- Kelly Ripa: Okay! Now, Angelina... it is so nice to have you here, but I need to tell you that you... scare me!
- Regis Philbin: Now, it says here that you make out with your brother. You wear your boyfriend's blood on a locket around your neck. You carve Devil symbols on your arms with witch daggers.
- Kelly Ripa: Yikes!
- Angelina Jolie: Actually, those are just rumors that got out of control. I don't wear blood around my neck, my brother and I broke up a long time ago, and the Devil symbols are actually on my buttocks.

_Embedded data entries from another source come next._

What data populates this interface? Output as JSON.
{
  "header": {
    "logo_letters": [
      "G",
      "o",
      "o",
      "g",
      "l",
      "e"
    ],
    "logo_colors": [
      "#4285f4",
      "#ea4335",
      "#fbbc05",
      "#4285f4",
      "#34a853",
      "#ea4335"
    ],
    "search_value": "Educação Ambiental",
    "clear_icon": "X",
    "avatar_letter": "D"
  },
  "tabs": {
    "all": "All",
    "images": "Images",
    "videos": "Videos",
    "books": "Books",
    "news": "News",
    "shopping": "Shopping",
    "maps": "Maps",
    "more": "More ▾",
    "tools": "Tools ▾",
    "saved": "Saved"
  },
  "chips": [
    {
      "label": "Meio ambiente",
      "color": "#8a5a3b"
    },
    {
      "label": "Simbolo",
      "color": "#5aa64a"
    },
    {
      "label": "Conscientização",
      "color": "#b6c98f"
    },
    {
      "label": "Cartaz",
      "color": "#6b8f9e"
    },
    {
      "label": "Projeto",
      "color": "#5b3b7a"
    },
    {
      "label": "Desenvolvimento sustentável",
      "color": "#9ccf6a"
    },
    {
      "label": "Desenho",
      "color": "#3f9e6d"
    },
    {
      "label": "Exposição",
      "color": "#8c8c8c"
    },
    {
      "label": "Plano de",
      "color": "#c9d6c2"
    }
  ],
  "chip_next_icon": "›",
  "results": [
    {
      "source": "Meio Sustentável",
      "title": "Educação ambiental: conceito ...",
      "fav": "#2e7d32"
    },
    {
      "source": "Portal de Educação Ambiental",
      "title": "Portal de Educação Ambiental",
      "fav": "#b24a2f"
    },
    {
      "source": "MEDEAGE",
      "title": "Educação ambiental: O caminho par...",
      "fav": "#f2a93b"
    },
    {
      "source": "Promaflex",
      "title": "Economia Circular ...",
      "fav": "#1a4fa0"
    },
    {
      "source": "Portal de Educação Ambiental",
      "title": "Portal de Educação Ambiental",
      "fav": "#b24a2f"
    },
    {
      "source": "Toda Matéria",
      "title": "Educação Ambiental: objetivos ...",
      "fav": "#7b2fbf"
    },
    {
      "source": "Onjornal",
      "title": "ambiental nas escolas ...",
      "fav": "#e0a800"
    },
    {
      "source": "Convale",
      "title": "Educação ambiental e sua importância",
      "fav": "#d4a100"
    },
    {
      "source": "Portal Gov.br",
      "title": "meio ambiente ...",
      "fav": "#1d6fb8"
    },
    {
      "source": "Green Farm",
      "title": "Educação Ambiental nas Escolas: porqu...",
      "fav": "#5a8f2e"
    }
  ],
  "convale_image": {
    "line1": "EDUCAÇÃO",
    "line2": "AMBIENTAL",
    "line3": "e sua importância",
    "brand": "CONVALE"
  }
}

- Regis Philbin: That's terrific!
- Debbie: Do you know what it's like to have to tell my friends that my husband sits in a room full of cow assess and waits for them to fart?
- Ian Gerrard: All's not Elle that ends Elle. Australian beauty Elle McPherson just checked out of rehab. Was the leggy supermodel hitting the super-bottle, or was her rehab session for the supression of depression? Will the bossy Aussie's relationship with her lover go down under, where the women go and the men chunder? Can you hear, can you hear the thunder? You better run, Elle. You better take cover. Oh.
- Tina Fey: It has been reported that Britney Spears is now dating actor John Cusack. The two have a lot in common: she wants to pursue an acting career and he wants to bone Britney Spears.